Palestinian prisoners launch mass hunger strike in Israeli jails

Palestinian prisoners have launched one of the biggest hunger strikes in recent years in a protest against prison conditions.

As many as 1,500 prisoners could be participating in the strikes, which have been planned to coincide with the annual Palestinian Prisoners Day.

The strike also comes ahead of commemorations this summer marking 50 years since the 1967 Six Day War and the start of Israel's occupation of the Gaza Strip and West Bank.

The strike has been called for by prominent Palestinian prisoner and leader Marwan Barghouti, who is currently serving a life sentence over his role in the second Palestinian intifada - or uprising.

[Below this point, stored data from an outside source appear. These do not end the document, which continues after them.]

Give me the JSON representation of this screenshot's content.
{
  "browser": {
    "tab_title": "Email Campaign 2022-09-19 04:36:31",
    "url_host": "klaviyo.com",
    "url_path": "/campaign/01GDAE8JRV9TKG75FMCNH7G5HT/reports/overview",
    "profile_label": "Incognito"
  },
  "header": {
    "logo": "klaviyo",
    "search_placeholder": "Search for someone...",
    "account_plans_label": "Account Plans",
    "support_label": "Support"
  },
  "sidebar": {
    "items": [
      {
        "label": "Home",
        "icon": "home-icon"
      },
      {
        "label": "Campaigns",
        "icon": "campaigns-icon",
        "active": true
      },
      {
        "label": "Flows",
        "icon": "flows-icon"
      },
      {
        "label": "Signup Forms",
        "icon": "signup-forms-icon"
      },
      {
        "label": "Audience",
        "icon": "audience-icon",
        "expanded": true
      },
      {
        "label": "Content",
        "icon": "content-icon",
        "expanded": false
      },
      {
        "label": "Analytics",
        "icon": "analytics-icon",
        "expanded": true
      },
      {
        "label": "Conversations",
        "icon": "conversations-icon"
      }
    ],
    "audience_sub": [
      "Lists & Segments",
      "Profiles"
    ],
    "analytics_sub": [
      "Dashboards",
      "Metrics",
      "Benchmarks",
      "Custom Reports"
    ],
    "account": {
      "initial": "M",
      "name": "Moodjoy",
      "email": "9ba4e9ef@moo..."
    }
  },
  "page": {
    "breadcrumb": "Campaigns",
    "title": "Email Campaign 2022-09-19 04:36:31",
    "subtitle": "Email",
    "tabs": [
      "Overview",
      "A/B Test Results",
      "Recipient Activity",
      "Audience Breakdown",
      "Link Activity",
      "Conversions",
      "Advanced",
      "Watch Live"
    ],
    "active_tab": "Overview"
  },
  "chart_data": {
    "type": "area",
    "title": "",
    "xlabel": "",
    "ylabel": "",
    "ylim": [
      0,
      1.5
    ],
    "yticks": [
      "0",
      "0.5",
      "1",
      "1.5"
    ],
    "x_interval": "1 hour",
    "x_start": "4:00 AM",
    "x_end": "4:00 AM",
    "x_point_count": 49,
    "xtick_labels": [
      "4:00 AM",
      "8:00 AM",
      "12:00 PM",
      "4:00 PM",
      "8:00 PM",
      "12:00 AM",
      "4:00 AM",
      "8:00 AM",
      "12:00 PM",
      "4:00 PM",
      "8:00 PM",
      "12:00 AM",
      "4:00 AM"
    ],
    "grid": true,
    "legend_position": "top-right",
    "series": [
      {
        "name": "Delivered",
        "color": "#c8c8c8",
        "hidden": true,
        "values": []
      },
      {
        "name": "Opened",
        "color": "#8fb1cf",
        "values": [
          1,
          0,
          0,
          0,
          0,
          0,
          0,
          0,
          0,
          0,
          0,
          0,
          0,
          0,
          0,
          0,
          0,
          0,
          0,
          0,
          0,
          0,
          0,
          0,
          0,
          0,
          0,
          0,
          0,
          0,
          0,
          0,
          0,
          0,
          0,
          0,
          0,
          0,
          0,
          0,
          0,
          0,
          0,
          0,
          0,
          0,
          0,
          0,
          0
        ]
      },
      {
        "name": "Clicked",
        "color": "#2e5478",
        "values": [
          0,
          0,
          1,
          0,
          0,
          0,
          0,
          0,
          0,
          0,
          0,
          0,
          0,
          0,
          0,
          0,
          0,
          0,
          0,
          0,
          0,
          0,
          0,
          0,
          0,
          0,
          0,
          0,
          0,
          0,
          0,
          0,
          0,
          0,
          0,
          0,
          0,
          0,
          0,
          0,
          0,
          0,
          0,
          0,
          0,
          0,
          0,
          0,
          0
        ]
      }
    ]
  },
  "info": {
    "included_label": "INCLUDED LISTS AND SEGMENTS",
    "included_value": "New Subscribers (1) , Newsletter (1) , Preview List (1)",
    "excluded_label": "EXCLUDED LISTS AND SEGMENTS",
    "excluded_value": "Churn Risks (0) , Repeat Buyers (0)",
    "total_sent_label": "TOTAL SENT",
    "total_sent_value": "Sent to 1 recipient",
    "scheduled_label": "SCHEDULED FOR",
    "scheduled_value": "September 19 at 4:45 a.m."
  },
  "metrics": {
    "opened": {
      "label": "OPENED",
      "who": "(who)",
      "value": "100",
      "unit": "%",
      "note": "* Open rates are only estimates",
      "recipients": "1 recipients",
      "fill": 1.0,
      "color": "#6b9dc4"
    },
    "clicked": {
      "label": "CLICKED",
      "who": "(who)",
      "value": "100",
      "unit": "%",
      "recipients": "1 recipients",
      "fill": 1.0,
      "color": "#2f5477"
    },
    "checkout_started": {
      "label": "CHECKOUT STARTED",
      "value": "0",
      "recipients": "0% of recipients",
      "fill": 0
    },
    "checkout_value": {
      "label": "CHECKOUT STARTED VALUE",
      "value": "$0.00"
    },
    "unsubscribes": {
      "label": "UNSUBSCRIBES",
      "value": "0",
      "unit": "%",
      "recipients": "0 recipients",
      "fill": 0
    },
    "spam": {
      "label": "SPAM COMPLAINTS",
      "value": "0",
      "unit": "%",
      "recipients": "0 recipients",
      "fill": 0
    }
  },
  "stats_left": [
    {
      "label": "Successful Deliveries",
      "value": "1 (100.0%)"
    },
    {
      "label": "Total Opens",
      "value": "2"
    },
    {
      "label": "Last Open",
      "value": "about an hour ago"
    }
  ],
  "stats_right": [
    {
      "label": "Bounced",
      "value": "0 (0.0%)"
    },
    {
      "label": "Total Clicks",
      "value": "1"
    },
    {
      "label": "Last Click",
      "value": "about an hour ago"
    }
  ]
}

In an opinion piece written for the New York Times, the 57-year-old said: "Decades of experience have proved that Israel's inhumane system of colonial and military occupation aims to break the spirit of prisoners and the nation to which they belong, by inflicting suffering on their bodies, separating them from their families and communities, using humiliating measures to compel subjugation.

"In spite of such treatment, we will not surrender to it."

Issa Qaraqe, head of prisoners' affairs for the Palestinian Authority, said that "around 1,300 Palestinian prisoners" were participating in the hunger strike and the number could rise.

The Palestinian Prisoners Club non-governmental organisation put the number at 1,500.

The striking prisoners are demanding access to phones, extended visiting rights and better medical service.

Israeli public radio reported that Public Security Minister Gilad Erdan had described the demands as "unreasonable".

The challenge to the Israeli authorities comes at a time of reduced violence.

Some 6,500 Palestinians are currently detained by Israel for a range of offences and alleged crimes, and for many Palestinians the prisons themselves have become a stark symbol of Israel's occupation.

Of that number, 300 are minors and some 500 are held under administrative detention, which allows for imprisonment without charges or trial.

While hunger strikes by Palestinian prisoners are not uncommon, the scale of this movement is unusual.